Camminare con meta incerta era uno dei miei modi di rilassarmi, di parlarmi: difficilmente mi annoiavo perché la mia mente assecondava i tortuosi pensieri e quasi non mi accorgevo delle persone che incontravo. Quella volta presi la strada che dalla casa del fabbro saliva al paese alto.

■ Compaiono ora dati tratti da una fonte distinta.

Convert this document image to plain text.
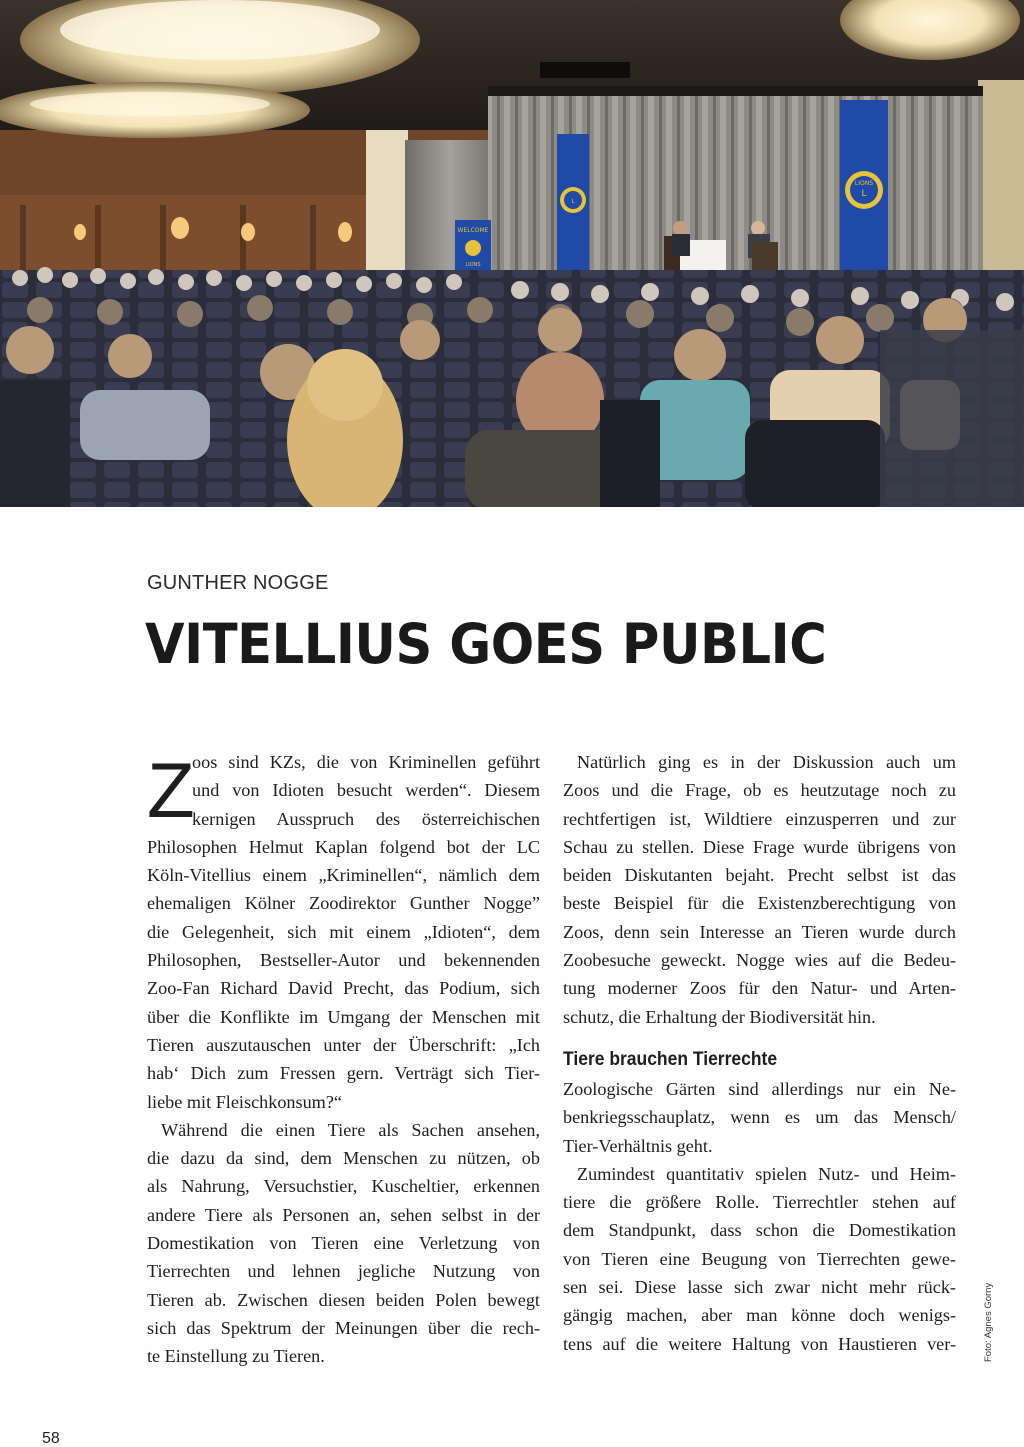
L
LIONS
L
WELCOME
LIONS
GUNTHER NOGGE
VITELLIUS GOES PUBLIC
Z
oos sind KZs, die von Kriminellen geführt
und von Idioten besucht werden“. Diesem
kernigen Ausspruch des österreichischen
Philosophen Helmut Kaplan folgend bot der LC
Köln-Vitellius einem „Kriminellen“, nämlich dem
ehemaligen Kölner Zoodirektor Gunther Nogge”
die Gelegenheit, sich mit einem „Idioten“, dem
Philosophen, Bestseller-Autor und bekennenden
Zoo-Fan Richard David Precht, das Podium, sich
über die Konflikte im Umgang der Menschen mit
Tieren auszutauschen unter der Überschrift: „Ich
hab‘ Dich zum Fressen gern. Verträgt sich Tier-
liebe mit Fleischkonsum?“
Während die einen Tiere als Sachen ansehen,
die dazu da sind, dem Menschen zu nützen, ob
als Nahrung, Versuchstier, Kuscheltier, erkennen
andere Tiere als Personen an, sehen selbst in der
Domestikation von Tieren eine Verletzung von
Tierrechten und lehnen jegliche Nutzung von
Tieren ab. Zwischen diesen beiden Polen bewegt
sich das Spektrum der Meinungen über die rech-
te Einstellung zu Tieren.
Natürlich ging es in der Diskussion auch um
Zoos und die Frage, ob es heutzutage noch zu
rechtfertigen ist, Wildtiere einzusperren und zur
Schau zu stellen. Diese Frage wurde übrigens von
beiden Diskutanten bejaht. Precht selbst ist das
beste Beispiel für die Existenzberechtigung von
Zoos, denn sein Interesse an Tieren wurde durch
Zoobesuche geweckt. Nogge wies auf die Bedeu-
tung moderner Zoos für den Natur- und Arten-
schutz, die Erhaltung der Biodiversität hin.
Tiere brauchen Tierrechte
Zoologische Gärten sind allerdings nur ein Ne-
benkriegsschauplatz, wenn es um das Mensch/
Tier-Verhältnis geht.
Zumindest quantitativ spielen Nutz- und Heim-
tiere die größere Rolle. Tierrechtler stehen auf
dem Standpunkt, dass schon die Domestikation
von Tieren eine Beugung von Tierrechten gewe-
sen sei. Diese lasse sich zwar nicht mehr rück-
gängig machen, aber man könne doch wenigs-
tens auf die weitere Haltung von Haustieren ver-	Foto: Agnes Gorny
58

Attraversai vigne che conoscevo e arrivai alle prime mura. Sulla piazza rombava la corriera per Alessandria, la porta davanti aperta presentava la corta scaletta e lasciava intravedere gli stretti sedili in finta pelle e le reti dei portabagagli sopra le teste dei passeggeri. L’autista comparve all’improvviso, uscendo dalla fabbrica di amaretti con un sacchetto, incurante del dazio, sproloquiò qualcosa, si tirò dietro la porta e con quella che pensavo una prima partì, sparendo presto dietro alle case della discesa per la città.
Quando arrivai nella vera piazza, dopo una strada stretta e in curva, dopo la SOMS, mi fiondai nel bar chiedendo una birra. Si fece il silenzio, ero un viso nuovo per cui oggetto di studio meticoloso, lo sguardo più interessante fu quello del macellaio: indossava un grembiule bianco, misteriosamente pulito dato il mestiere, aveva occhi neri, profondi e malinconici, aspirò con forza la sigaretta, mi salutò e uscì.
Bevvi la birra con calma e la mia indifferenza giovò alla ripresa del brusio, poco dopo tutto riprese come se non fossi mai arrivato, la cosa mi fece sorridere, ma solo all’inizio, perché riflettendoci comprendevo che era, probabilmente, la base del mio problema.
Uscii e presi a scendere verso la stazione, fu di nuovo il Monviso a ricordarmi quanto potesse essere bello un tramonto.